那是前不久在白昼里做过的一场梦。梦里发生的时间也分明是在白天。起先我在一座房子里。这房子不是频频出现在梦中的故乡的老屋,但在梦境里我对它似乎毫不陌生。房子后面有扇开着的门,我朝那扇门走了过去。走过去之后我才发现门后连着一个狭窄而逼仄的长长的山洞。洞口幽深但并不漆黑,于是我斗胆朝那洞口走进去。好奇心牵引着我一路行走,我甚至能预见走到底时那洞内将多么的阴森恐怖。我已习惯了在梦境中经历各种的灵魂的炙烤,因而准备着迎接可能到来的洞窟内的愈益逼仄和暗黑。
可是当斗折蛇行地游走半天之后,眼前一束耀眼的光照进洞内,原来我已经来到了洞窟的出口。这一路除却一探到底的好奇,内心没有丝毫的惊恐与阴郁。
我走到外面的世界。太阳朗照的世界。晴朗的白昼极少出现在梦境里。——白天是属于晴丽、属于温暖的,以往梦境中的阴郁、孤独和恐惧感似乎不复存在。
可是很快我察觉自己不能再游走于地面。周边处处是喧阗的人语,而我无法加入他们。我的双脚好像不听使唤地开始飘离了地面。——是的,我习惯了在梦里飞,习惯了每次张开双臂来逃离敌人的追击。那些噩梦的积习被带到了这场原本在我以为祥和的梦里,甚至令我不能掌控自己的脚步。
以往都是张开双臂横斜着身体在半空里飞行,可是这次,我的身体在半空里是直立的。我的双臂自然地下垂着,我的双脚悬在半空里自动地飘移。我飞得不高,地面上的一切了然在眼前。我飞过好多人家的屋前,我看见屋里的女主人在院子里晾晒着衣物;我飞过一个篮球场的上空,好多人在球场上奔跑呼啸着打篮球。我的身体一直飘移,在晴朗的半空里飘移。我能清楚地望见市井中的人们,可是他们即便偶尔抬头也无从发现我。
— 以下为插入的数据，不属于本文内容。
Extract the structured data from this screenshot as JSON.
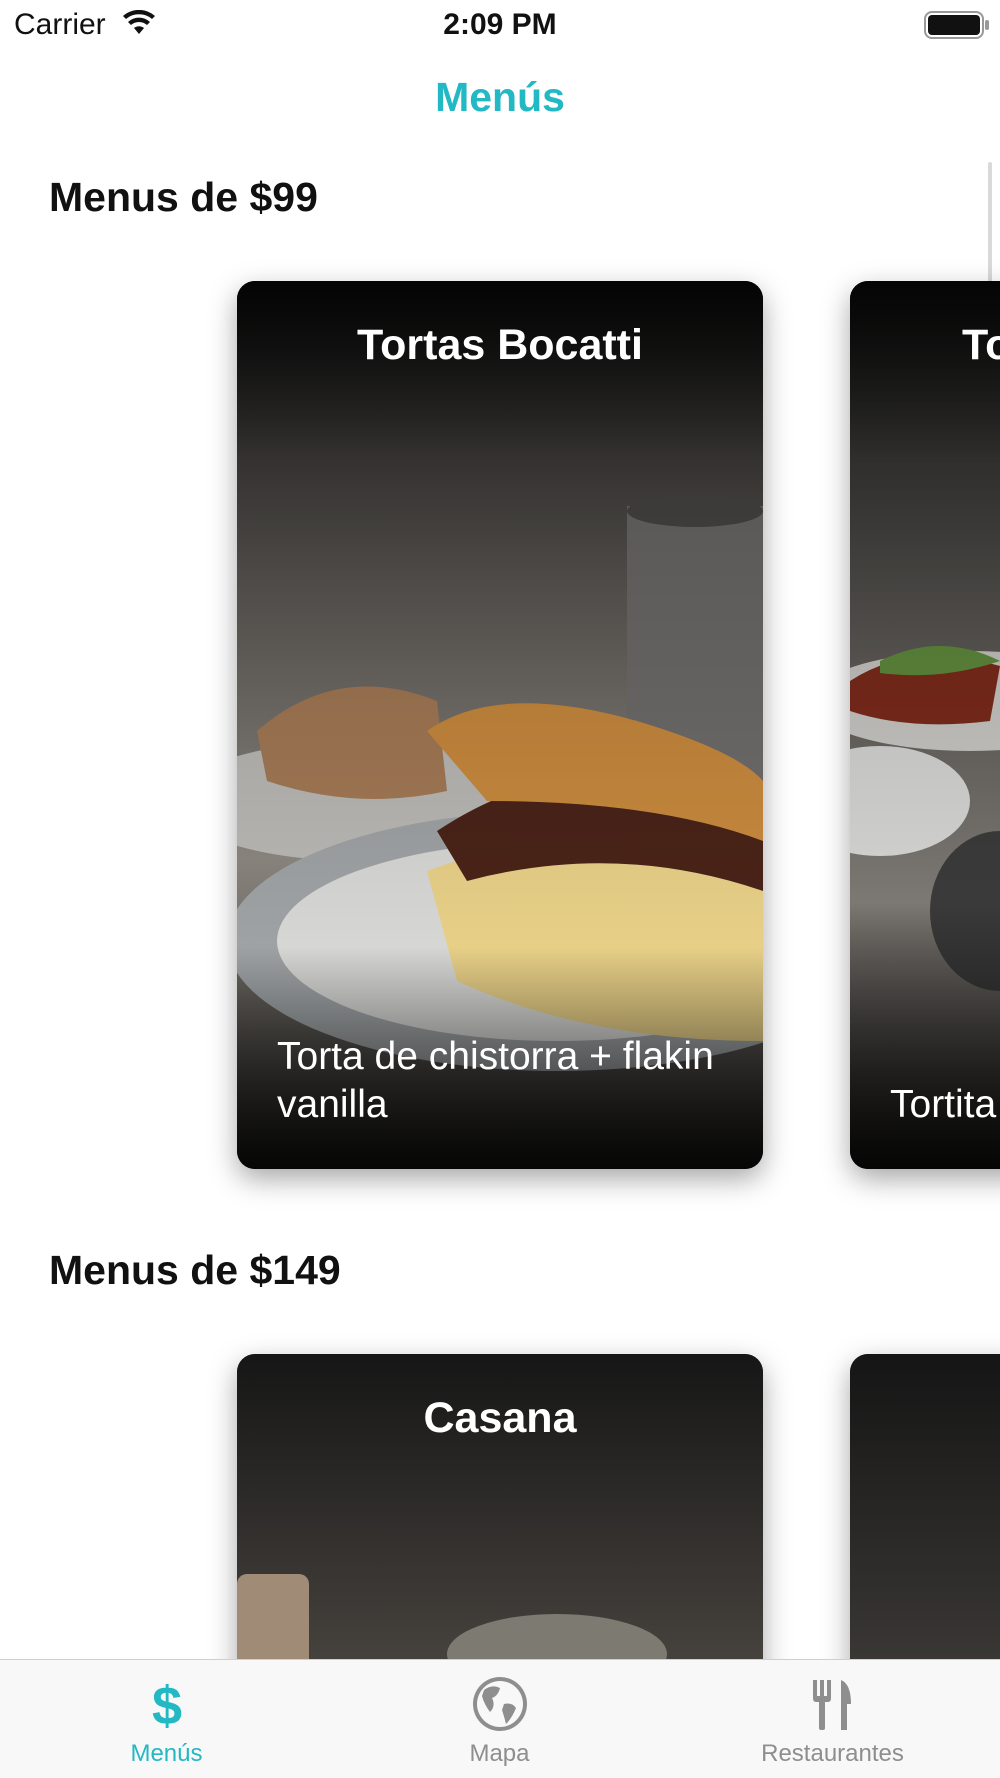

我怀疑这在晴天里飞行的只是我的魂,依托了自己的身躯在不停地梦游。我飞过一个栅栏前,终于地面有名端坐在那里的女子偶抬头时望见了我。我与她似曾相识,但又全然陌生。她冲我笑了下,便转过了头。好像我这一飞行的举止在她那里毫不惊讶。我想与她招呼,我想停下来,可发现自己根本做不到。
我的依托身躯不停游弋的魂,越过各种半高的障翳,不停向前。这场晴日里的飞行,虽消除了先前的恐惧与孤独,但越来越深的疲倦与无力、越来越浓的迷惘与困惑伴随着紧接下来的梦境。我不知道凡尘哪片土壤能让我梦游的双脚停歇下来,我不知道我梦游的魂何时能永久止息!
2024.6.26 江西
两世的命缘
其实那只是两场梦的短暂碎片。
在两场不同时间的睡梦里,我历经了两场不同的命缘。
仿佛那是我两世的命缘——也许是前生,也许是来世;也许是前生的前世,也许是来世的来生。总之,梦境发生的时间场景与我所处的当下无关,与我的今生今世无关。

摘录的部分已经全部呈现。